No se trata solo de rigidez interna. También pesa el corsé normativo que el propio Estado impone cuando trata a las universidades como si fueran un servicio público más. Marcos pensados para ministerios —procedimientos uniformes, controles ex ante que castigan el riesgo, reglas de gasto y compras que privilegian la rutina— terminan desalentando la innovación y premiando el cumplimiento formal antes que los resultados.

Pero una universidad del Estado no es un ministerio. Los ministerios operan sin competencia directa y su deber es asegurar continuidad; las universidades, en cambio, compiten: por estudiantes, por académicos, por proyectos y por financiamiento. Su supervivencia depende de renovarse. Aplicarles la misma camisa de fuerza administrativa que a un organismo público que no tiene competencia las inmoviliza. La política pública debe reconocer esa diferencia: proteger la probidad, sí; pero habilitar reglas y procesos que permitan crear, probar, corregir y avanzar.

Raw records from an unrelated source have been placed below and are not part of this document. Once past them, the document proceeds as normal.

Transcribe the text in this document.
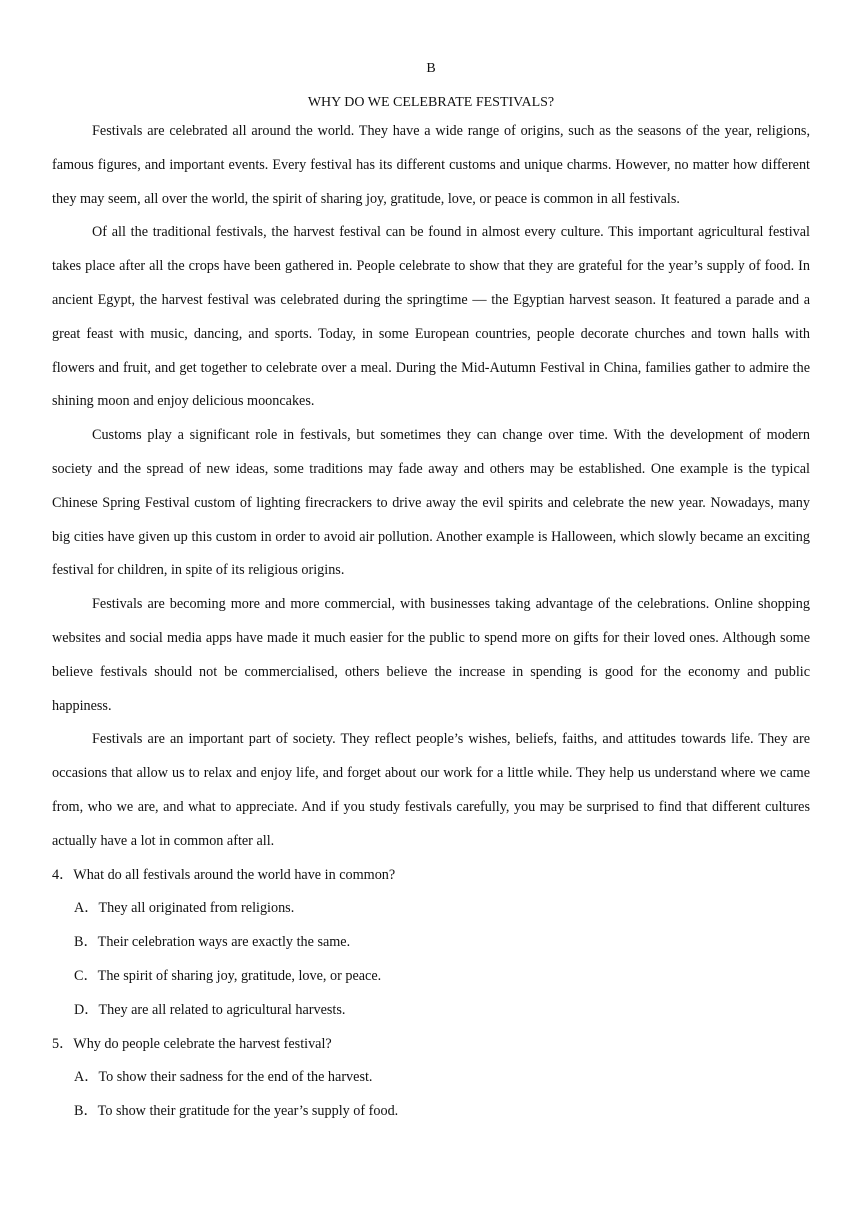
B
WHY DO WE CELEBRATE FESTIVALS?

Festivals are celebrated all around the world. They have a wide range of origins, such as the seasons of the year, religions, famous figures, and important events. Every festival has its different customs and unique charms. However, no matter how different they may seem, all over the world, the spirit of sharing joy, gratitude, love, or peace is common in all festivals.

Of all the traditional festivals, the harvest festival can be found in almost every culture. This important agricultural festival takes place after all the crops have been gathered in. People celebrate to show that they are grateful for the year’s supply of food. In ancient Egypt, the harvest festival was celebrated during the springtime — the Egyptian harvest season. It featured a parade and a great feast with music, dancing, and sports. Today, in some European countries, people decorate churches and town halls with flowers and fruit, and get together to celebrate over a meal. During the Mid-Autumn Festival in China, families gather to admire the shining moon and enjoy delicious mooncakes.

Customs play a significant role in festivals, but sometimes they can change over time. With the development of modern society and the spread of new ideas, some traditions may fade away and others may be established. One example is the typical Chinese Spring Festival custom of lighting firecrackers to drive away the evil spirits and celebrate the new year. Nowadays, many big cities have given up this custom in order to avoid air pollution. Another example is Halloween, which slowly became an exciting festival for children, in spite of its religious origins.

Festivals are becoming more and more commercial, with businesses taking advantage of the celebrations. Online shopping websites and social media apps have made it much easier for the public to spend more on gifts for their loved ones. Although some believe festivals should not be commercialised, others believe the increase in spending is good for the economy and public happiness.

Festivals are an important part of society. They reflect people’s wishes, beliefs, faiths, and attitudes towards life. They are occasions that allow us to relax and enjoy life, and forget about our work for a little while. They help us understand where we came from, who we are, and what to appreciate. And if you study festivals carefully, you may be surprised to find that different cultures actually have a lot in common after all.

4．What do all festivals around the world have in common?

A．They all originated from religions.

B．Their celebration ways are exactly the same.

C．The spirit of sharing joy, gratitude, love, or peace.

D．They are all related to agricultural harvests.

5．Why do people celebrate the harvest festival?

A．To show their sadness for the end of the harvest.

B．To show their gratitude for the year’s supply of food.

Aplicar la destrucción creativa a una universidad estatal no es destruir su identidad; es recrear su capacidad de servir al bien común.

Su definición operativa es clara: un ciclo deliberado de renovación en el que prácticas, planes de estudio, líneas de investigación y procesos administrativos obsoletos se retiran o transforman para hacer espacio a nuevas capacidades —docencia pertinente, investigación con impacto, gestión ágil— sin romper con la historia que le da sentido ni con su misión institucional.

Para que ese proceso avance, debe ser socialmente aceptable dentro de la comunidad universitaria. Ahí está la tarea fundamental de las autoridades: no basta con enunciar el cambio; hay que diseñar incentivos y condiciones para que académicos, funcionarios y estudiantes abracen la transformación y la deseen. Ello exige confianza, diálogo y un marco de estabilidad: el cambio prospera cuando las personas perciben que no pone en riesgo su dignidad, su empleo ni su pertenencia.

Aghion lo formula en términos económicos, pero el principio es universal: las transiciones rinden frutos cuando ocurren en un entorno de seguridad y aprendizaje continuo. El ejemplo danés de seguridad flexible lo ilustra: protección durante la transición entre empleos y funciones, junto con reentrenamiento efectivo para adaptarse a nuevas demandas. En la universidad, esto se traduce en acompañamiento, formación y movilidad para quienes deban reorientar su trabajo.

El auténtico liderazgo universitario no consiste en conservar estructuras, sino en crear condiciones para que la comunidad se atreva a cambiar. Eso implica abrir espacio a la innovación académica, simplificar burocracias, premiar la colaboración interdepartamental y asumir que algunos programas o prácticas cumplirán su ciclo y deberán dar paso a otros. El deber de la autoridad no es prometer que nada cambiará, sino garantizar que, cuando cambie, nadie quede atrás.

En tiempos de erosión de confianza en las instituciones, las universidades del Estado deben demostrar que es posible innovar desde lo público. La estabilidad no se logra paralizando el cambio, sino gestionándolo con justicia y visión. La destrucción creativa, en su sentido más noble, no es demolición: es renacimiento institucional. Significa hacer espacio al futuro, integrando la herencia del pasado en una nueva forma de servir al país.

Porque una universidad que no se renueva, muere lentamente. Y una universidad estatal que teme transformarse, traiciona su misión de ser motor de movilidad, conocimiento y progreso social.

Hoy, más que nunca, necesitamos autoridades, académicos y estudiantes que comprendan que el crecimiento de la universidad —como el del país— solo será sostenible si todos participan del proceso de creación y destrucción. Que el cambio no es una amenaza, sino una oportunidad colectiva. Que la destrucción creativa no solo transforma economías: también puede salvar instituciones.